Словом, думалось о чём угодно, только не о завтрашнем дне и не о той жизни, что после него начнётся. Головни в камине догорали, рассыпаясь на золотисто-красные угольки, книга была умеренно, приятно даже глуповатой, иллюстрации Хорн, как всегда в романах этого направления, изображали женщин такими, какими им хотелось бы быть, а мужчин — какими женщины мечтали их видеть… И кого там огры приволокли в последний спокойный вечер?!
— Да! — недовольно рявкнула Елена на осторожный стук в дверь. — Войдите.
— Простите, ваша милость, я это… — синеокая красавица с роскошным бюстом хлопала коровьими ресницами и теребила новенький нарядный фартук, расшитый цветными лентами. Личико у девушки было простоватое, но хороша же была мерзавка! Особенно бюст (Елена тихонько вздохнула, скосив глаза на свой).
— Катерина, дочка мельника, — кивнула она, неохотно садясь прямо и спуская ноги со скамеечки на заметно вытертую шкуру. — Любовница сира Ламберта.
— Ой, ваша милость, какая там полюбовница! — красавица-мельничиха только рукой махнула, выпустив изрядно уже помятый подол фартука. — Не благородные, чай. Так, навещает когда…
— Девочку же признал, — пожала плечами Елена. К её удивлению, бастард у её будущего супруга был только один. Одна — дочка этой самой мельничихи Катерины.
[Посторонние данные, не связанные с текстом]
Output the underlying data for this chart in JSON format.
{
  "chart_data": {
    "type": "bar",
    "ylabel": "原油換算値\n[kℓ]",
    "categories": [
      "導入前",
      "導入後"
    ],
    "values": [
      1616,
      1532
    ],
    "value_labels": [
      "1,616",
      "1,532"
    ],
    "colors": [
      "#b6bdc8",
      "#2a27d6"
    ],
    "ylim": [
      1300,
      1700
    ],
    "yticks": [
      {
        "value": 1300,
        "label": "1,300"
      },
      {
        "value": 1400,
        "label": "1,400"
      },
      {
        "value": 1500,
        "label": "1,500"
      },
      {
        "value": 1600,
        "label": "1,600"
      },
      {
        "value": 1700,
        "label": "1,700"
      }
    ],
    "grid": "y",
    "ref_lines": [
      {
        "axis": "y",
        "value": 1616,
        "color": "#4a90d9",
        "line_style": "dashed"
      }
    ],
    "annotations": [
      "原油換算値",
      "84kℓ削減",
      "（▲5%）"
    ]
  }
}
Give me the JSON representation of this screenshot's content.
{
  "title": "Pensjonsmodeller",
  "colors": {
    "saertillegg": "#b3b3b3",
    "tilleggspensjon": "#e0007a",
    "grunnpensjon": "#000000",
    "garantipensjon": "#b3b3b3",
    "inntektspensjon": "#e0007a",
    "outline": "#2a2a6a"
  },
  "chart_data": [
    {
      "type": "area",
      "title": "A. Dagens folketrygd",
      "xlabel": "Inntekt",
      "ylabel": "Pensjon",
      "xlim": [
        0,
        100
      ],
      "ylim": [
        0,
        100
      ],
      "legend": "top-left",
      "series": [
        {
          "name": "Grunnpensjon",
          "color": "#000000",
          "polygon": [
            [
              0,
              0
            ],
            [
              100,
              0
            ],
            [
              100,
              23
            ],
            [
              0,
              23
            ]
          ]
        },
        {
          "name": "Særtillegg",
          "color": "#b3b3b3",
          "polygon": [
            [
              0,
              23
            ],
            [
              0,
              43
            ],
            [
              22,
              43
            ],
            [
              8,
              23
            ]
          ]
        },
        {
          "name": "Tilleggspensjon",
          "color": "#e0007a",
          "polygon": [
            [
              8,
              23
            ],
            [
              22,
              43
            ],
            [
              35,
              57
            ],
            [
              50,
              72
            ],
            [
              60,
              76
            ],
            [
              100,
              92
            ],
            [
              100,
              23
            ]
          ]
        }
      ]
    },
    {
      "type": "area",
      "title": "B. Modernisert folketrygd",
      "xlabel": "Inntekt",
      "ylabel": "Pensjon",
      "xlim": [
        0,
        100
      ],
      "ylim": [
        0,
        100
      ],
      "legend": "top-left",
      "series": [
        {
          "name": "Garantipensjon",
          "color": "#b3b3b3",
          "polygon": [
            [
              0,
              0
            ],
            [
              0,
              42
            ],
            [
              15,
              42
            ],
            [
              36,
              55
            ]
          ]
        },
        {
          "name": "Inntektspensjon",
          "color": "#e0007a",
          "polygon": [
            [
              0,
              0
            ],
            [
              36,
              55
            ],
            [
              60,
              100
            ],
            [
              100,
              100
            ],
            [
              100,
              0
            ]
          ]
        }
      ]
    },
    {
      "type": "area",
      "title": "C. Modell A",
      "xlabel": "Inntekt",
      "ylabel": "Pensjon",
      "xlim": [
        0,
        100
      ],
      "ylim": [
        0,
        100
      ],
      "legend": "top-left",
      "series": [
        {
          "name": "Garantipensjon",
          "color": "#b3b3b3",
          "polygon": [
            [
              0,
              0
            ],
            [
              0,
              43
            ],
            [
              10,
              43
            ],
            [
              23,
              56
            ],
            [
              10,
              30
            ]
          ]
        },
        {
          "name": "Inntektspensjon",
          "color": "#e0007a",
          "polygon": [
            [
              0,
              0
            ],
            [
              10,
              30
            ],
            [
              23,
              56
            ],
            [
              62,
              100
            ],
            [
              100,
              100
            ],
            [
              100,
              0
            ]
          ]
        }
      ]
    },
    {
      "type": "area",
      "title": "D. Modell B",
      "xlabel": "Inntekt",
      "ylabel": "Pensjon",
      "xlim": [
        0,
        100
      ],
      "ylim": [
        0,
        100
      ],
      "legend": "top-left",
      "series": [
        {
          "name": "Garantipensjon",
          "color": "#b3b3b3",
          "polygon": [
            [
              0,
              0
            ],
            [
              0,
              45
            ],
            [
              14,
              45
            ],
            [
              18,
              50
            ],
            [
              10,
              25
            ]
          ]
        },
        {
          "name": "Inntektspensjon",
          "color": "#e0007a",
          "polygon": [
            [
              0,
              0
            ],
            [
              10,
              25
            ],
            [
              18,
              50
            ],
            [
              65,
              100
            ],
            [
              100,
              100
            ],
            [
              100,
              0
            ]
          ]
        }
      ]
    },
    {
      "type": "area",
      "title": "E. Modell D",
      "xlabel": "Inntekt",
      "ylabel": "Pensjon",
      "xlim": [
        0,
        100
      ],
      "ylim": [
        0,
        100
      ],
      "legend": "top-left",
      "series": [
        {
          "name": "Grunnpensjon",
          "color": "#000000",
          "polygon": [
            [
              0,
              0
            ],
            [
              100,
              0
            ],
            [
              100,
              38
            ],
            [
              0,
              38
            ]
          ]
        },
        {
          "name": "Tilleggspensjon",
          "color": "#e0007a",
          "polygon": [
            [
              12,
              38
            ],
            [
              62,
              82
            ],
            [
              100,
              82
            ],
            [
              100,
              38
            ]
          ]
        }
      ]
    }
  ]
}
С остальными он, видимо, был осторожнее. Или ходил по замужним бабам, и кто там разберёт, чьих детей те рожают — от сеньора или законного супруга?
— Да я вот как раз про Герту. — Катерина сделала осторожный шажок в комнату и прикрыла за собой дверь. — Ей нынешним летом пять годков исполнилось, и его милость господин барон велел в замок её доставить. Невместно, дескать, его племяннице, хоть бы и байстрючке, с деревенскими бегать да гусей пасти. Ну, и я… на детишек ваших поглядела: уж такие они славные, хорошенькие да сурьёзные, — подольстилась она. — Я вот и подумала: вы ж, ваша милость, женщина добрая, сейчас видно. У злюки нипочём бы такие детки не выросли. Вы уж заради всех Девяти богов мою кровиночку не обижайте. А то вон её милость сира Аделаида всё её мучным носом честит, да ещё по-всякому обзывает, а сире-то Аделаиде много ли заботы, с кем её деверь гуляет? А у вас будет днями на глазах чужое дитя, мужем вашим нагулянное — обидно же. Так что вы это, ваша милость, — она хлюпнула носом, но решительно закончила, — коли сердитесь, так меня побейте, ладно? А доченьку мою не обижайте, ни в чём она перед вами не виноватая!
— Ого, — удивлённо (и про себя развеселившись) сказала Елена, — отчаянная ты, я посмотрю. Иди-ка сюда, сядь. Сядь, я сказала! Давай-ка посплетничаем немножко — про тебя, про меня, про сиру Аделаиду. И чтобы ты не переживала зря, я тебе госпожой нашей Канн, Заступницей всего живого, и Хартемгарбес, Дарующей любовь, клянусь, что никогда твою дочь зря ругать не стану и уж мучным носом точно не назову. Я, знаешь ли, сама по уши в овечьей шерсти и козьем пуху.
— Да уж, — недоверчиво протянула Катерина, бочком садясь на самый краешек стула.